'Pillownauts' to help scientists understand adverse effect of space travel on human body
14 February 2018
Scientists will deploy 'pillownauts' to examine a potentially serious adverse effect of space travel and weightlessness on the human body.
The University of Nottingham in the UK will carry out a 3-day bed rest study along with a 60-day bed rest study by the European Space Agency in France.
Bed rest is a tried and tested way to measure the effects of weightlessness on the human body which include bone and muscle mass loss, cardiovascular decline and impaired carbohydrate metabolism, which could pose a type 2 diabetes risk.
Many astronauts return to earth from space showing signs of pre-diabetes as weightlessness could lead to insulin resistance whereby the muscles and liver can not absorb glucose to help regulate blood sugar levels.
The study aims to determine how quickly prolonged bed rest could lead to insulin resistance, and identify the mechanisms behind the harmful effect.
Researchers have recruited 10 healthy male volunteers for the study, in the Medical School at the Queen's Medical Centre in Nottingham.
They will undergo tests for weight, muscle mass, liver and pancreatic function including MRI scans and muscle biopsies. They will then spend three days lying flat in bed in a slight head-down incline to mimic weightlessness in zero-gravity.

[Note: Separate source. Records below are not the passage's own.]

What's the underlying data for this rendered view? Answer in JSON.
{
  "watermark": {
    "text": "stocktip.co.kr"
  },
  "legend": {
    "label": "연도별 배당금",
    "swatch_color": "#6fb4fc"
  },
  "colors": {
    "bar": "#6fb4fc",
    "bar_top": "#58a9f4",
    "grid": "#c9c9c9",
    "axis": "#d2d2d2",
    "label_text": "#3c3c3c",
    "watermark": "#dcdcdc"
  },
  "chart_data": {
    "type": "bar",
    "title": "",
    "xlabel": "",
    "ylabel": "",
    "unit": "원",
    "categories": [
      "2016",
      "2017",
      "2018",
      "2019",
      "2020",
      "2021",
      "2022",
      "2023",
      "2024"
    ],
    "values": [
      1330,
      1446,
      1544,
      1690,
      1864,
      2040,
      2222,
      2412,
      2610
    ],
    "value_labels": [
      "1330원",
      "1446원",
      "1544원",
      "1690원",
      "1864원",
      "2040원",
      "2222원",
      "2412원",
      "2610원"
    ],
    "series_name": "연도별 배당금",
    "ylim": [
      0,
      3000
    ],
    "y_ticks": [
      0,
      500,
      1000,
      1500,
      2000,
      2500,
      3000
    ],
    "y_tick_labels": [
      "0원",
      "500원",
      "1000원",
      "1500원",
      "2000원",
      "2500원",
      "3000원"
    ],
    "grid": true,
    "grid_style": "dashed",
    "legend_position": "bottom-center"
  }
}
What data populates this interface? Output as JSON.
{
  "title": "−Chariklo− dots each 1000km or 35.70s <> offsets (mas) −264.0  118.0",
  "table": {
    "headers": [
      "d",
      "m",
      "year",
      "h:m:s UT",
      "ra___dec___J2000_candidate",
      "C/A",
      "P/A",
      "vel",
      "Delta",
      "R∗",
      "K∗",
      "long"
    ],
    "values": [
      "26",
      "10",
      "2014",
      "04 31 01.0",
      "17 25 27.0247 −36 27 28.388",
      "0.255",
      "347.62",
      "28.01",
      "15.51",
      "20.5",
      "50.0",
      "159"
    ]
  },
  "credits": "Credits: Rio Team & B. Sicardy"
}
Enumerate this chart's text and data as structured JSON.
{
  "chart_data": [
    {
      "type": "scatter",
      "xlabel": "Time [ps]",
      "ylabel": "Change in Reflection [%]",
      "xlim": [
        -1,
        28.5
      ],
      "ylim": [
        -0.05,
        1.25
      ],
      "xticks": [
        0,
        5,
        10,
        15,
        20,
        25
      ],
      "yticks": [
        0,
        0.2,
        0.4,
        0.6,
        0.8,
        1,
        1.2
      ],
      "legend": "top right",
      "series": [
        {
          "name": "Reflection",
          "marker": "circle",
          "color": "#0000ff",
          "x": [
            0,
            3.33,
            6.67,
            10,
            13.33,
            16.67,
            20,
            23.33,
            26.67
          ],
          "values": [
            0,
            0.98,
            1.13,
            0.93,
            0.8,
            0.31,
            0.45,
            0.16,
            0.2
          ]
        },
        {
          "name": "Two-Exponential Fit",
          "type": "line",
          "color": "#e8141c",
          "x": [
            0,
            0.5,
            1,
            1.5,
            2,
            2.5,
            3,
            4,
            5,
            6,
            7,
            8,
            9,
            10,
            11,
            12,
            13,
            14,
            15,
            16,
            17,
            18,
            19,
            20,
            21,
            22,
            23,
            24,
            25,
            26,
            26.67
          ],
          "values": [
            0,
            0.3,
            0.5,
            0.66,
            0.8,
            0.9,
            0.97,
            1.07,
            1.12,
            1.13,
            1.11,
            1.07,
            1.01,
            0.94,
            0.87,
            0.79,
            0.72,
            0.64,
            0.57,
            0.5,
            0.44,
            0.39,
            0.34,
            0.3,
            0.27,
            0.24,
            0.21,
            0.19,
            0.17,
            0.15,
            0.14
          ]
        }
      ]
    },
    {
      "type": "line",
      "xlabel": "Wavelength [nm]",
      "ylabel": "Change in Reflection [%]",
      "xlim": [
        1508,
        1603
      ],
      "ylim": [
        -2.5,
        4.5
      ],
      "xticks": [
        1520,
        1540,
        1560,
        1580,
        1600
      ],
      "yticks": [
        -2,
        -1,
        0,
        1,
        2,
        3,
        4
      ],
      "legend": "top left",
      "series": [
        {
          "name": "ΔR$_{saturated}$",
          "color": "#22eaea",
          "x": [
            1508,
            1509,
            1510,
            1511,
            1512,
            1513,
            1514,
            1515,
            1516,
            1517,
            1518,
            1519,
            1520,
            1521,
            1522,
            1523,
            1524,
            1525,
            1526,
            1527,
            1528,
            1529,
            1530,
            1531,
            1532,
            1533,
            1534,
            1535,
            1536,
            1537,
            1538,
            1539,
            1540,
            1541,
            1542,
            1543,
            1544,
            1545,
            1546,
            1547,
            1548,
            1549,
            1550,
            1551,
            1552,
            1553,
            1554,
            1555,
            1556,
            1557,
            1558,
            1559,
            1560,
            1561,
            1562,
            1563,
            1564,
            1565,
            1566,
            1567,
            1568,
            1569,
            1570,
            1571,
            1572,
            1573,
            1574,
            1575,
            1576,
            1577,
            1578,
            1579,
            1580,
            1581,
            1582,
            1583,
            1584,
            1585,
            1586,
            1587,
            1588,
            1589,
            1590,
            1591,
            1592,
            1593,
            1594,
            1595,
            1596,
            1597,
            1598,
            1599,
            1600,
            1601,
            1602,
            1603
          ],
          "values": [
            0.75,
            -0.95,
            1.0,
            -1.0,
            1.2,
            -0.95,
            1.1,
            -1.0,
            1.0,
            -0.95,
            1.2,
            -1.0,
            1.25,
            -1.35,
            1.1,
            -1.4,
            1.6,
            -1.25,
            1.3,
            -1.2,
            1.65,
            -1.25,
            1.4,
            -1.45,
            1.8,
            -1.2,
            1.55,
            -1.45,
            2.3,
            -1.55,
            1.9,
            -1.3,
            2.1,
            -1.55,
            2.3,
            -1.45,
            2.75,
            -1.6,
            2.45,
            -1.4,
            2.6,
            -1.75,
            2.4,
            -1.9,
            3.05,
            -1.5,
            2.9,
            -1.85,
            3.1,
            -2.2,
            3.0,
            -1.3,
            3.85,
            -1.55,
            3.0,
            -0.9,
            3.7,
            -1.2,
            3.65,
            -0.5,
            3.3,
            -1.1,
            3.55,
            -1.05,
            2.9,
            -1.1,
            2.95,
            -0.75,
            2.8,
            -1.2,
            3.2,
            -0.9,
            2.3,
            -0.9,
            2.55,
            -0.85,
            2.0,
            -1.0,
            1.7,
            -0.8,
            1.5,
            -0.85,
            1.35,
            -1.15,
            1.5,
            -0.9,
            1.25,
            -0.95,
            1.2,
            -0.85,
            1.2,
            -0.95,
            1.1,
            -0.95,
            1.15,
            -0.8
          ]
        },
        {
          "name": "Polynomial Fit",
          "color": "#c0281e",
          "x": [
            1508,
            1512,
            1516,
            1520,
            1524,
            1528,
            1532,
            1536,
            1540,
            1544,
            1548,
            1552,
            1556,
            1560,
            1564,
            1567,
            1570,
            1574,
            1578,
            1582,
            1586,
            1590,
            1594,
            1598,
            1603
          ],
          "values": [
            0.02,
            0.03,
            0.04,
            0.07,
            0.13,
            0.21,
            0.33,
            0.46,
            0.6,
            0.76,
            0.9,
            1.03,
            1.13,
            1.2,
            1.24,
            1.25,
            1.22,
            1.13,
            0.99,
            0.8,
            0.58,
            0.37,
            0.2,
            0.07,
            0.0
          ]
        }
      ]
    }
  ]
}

"There is a big push at the moment for a manned mission to Mars - a journey that would take as long as nine months with huge implications for the fitness of the astronauts," said Ian Macdonald, professor at University of Nottingham, PTI reported.
"Multiple scientific groups across NASA, the UK Space Agency and ESA, are working on many aspects of this physical deterioration in zero gravity and we hope our contribution to this will be significant and possibly lead to further studies about insulin resistance over a longer time period," said Macdonald.
"Non-weight-bearing has a major negative impact on health, including reduced muscle mass and sensitivity to nutrition," said Paul Greenhaff, from University of Nottingham.